Um estudo observacional descritivo foi realizado para comparar a dor do infarto agudo do miocárdio (IAM) entre pacientes diabéticos e não diabéticos: A DIFERENCIAÇÃO DA DOR DO INFARTO AGUDO DO MIOCÁRDIO ENTRE PACIENTES DIABÉTICOS E NÃO-DIABÉTICOS. Uma amostra de 80 pacientes com IAM, divididos em 2 grupos com e sem diabetes mellitus (DM), sendo 29% diabéticos e 71% não-diabéticos foram comparados. Avalie o gráfico a seguir e responda as questões. Caso necessário recorra ao artigo original através do link fornecido.

 

Analise a Figura 1 da seção resultados, adaptada a seguir a partir da original. Os autores afirmam que: "observa-se que houve diferença estatisticamente significante entre as médias de nota de dor comparando os pacientes com e sem diabetes (p<0,001). Verifica-se que a média do grupo sem diabetes (média=8,1 e desvio padrão=2,0) foi estatisticamente superior à do grupo com diabetes (média=4,8, desvio padrão=2,8)".

 

Figura 1, adaptada do original - Médias das notas de dor e respectivos intervalos de 95% de confiança. InCor, 2000

a) Interprete o gráfico de caixas apresentado. A partir dele é possível comparar estatisticamente as médias do escore de dor entre os grupos sem diabete e com diabete?

b) Os autores informam que : "Verifica-se que a média do grupo sem diabetes (média=8,1 e desvio padrão=2,0) foi estatisticamente superior à do grupo com diabetes (média=4,8, desvio padrão=2,8), (p<0,001)." Interprete o p-valor, formulando a hipótese nula para o teste utilizado.

c) Qual é a importância de se realizar um teste estatístico nesse caso?

Explique suas respostas e fundamente-as com referências bibliográficas.

Resposta da questão: editar

a) O gráfico de caixas (boxplot) é um gráfico construído com base em cinco números (“quartis”) ordenados em seqüência a partir de seus valores. Estes dados dizem respeito a: Q1 (quartil 1), valor abaixo do qual 25% dos dados encontram-se distribuídos;  Q2 (quartil 2 ou mediana), valor abaixo do qual encontram-se distribuídos 50% dos dados;  Q3(quartil 3), valor abaixo do qual estão distribuídos 75% dos dados; e mais os valores mínimo e máximo, calculados a partir de Q1 e Q3, respectivamente.

Os quartis 1 e 3 constituem os limites da “caixa”, estando compreendidos nela, portanto, 50% dos dados ordenados.
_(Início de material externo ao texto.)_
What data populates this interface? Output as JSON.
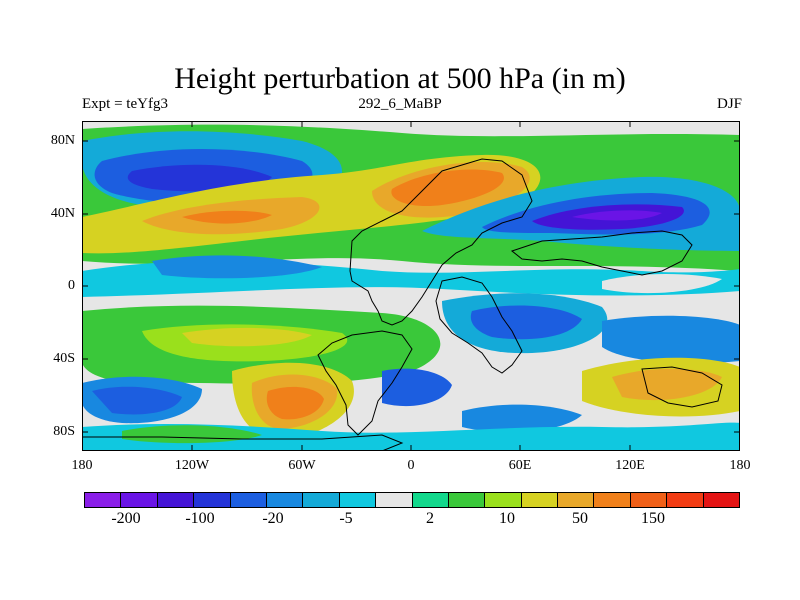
{
  "title": "Height perturbation at 500 hPa (in m)",
  "subtitle_left": "Expt = teYfg3",
  "subtitle_center": "292_6_MaBP",
  "subtitle_right": "DJF",
  "lat_labels": [
    "80N",
    "40N",
    "0",
    "40S",
    "80S"
  ],
  "lon_labels": [
    "180",
    "120W",
    "60W",
    "0",
    "60E",
    "120E",
    "180"
  ],
  "colorbar": {
    "colors": [
      "#8a1ee8",
      "#6a14e6",
      "#4414d6",
      "#2434d8",
      "#1c5ee0",
      "#1888e0",
      "#14aad8",
      "#10c8e0",
      "#e6e6e6",
      "#12d88c",
      "#3ac83a",
      "#9ae01c",
      "#d6d222",
      "#e8a82a",
      "#f0801a",
      "#f06018",
      "#f23c14",
      "#e41414"
    ],
    "labels": [
      "-200",
      "-100",
      "-20",
      "-5",
      "2",
      "10",
      "50",
      "150"
    ]
  }
}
Dentro da caixa, o valor igual a mediana (Q2) é representada por uma linha paralela aos limites da caixa (Q1 e Q3). Os valores mínimo e máximo, ainda considerados como típicos, mas estando fora da caixa, são representados pelas linhas paralelas ao eixo das escalas que vão de cada extremidade da caixa até o correspondente valor extremo dos dados. Estes últimos são calculados a partir dos valores de Q1 e Q3 e da diferença Q3-Q1. Assim, temos:

Valor mínimo = Q1 – 1,5 AIQ (em que AIQ é a diferença entre Q3-Q1)

Valor máximo = Q3+ 1,5 AIQ

Além desses valores, podem ser representados valores considerados atípicos, isto é, que estejam para além dos valores mínimo e máximo ainda considerados como “típicos”. O uso do boxplot encontra-se principalmente associado à determinação de valores discrepantes ou “outliers”.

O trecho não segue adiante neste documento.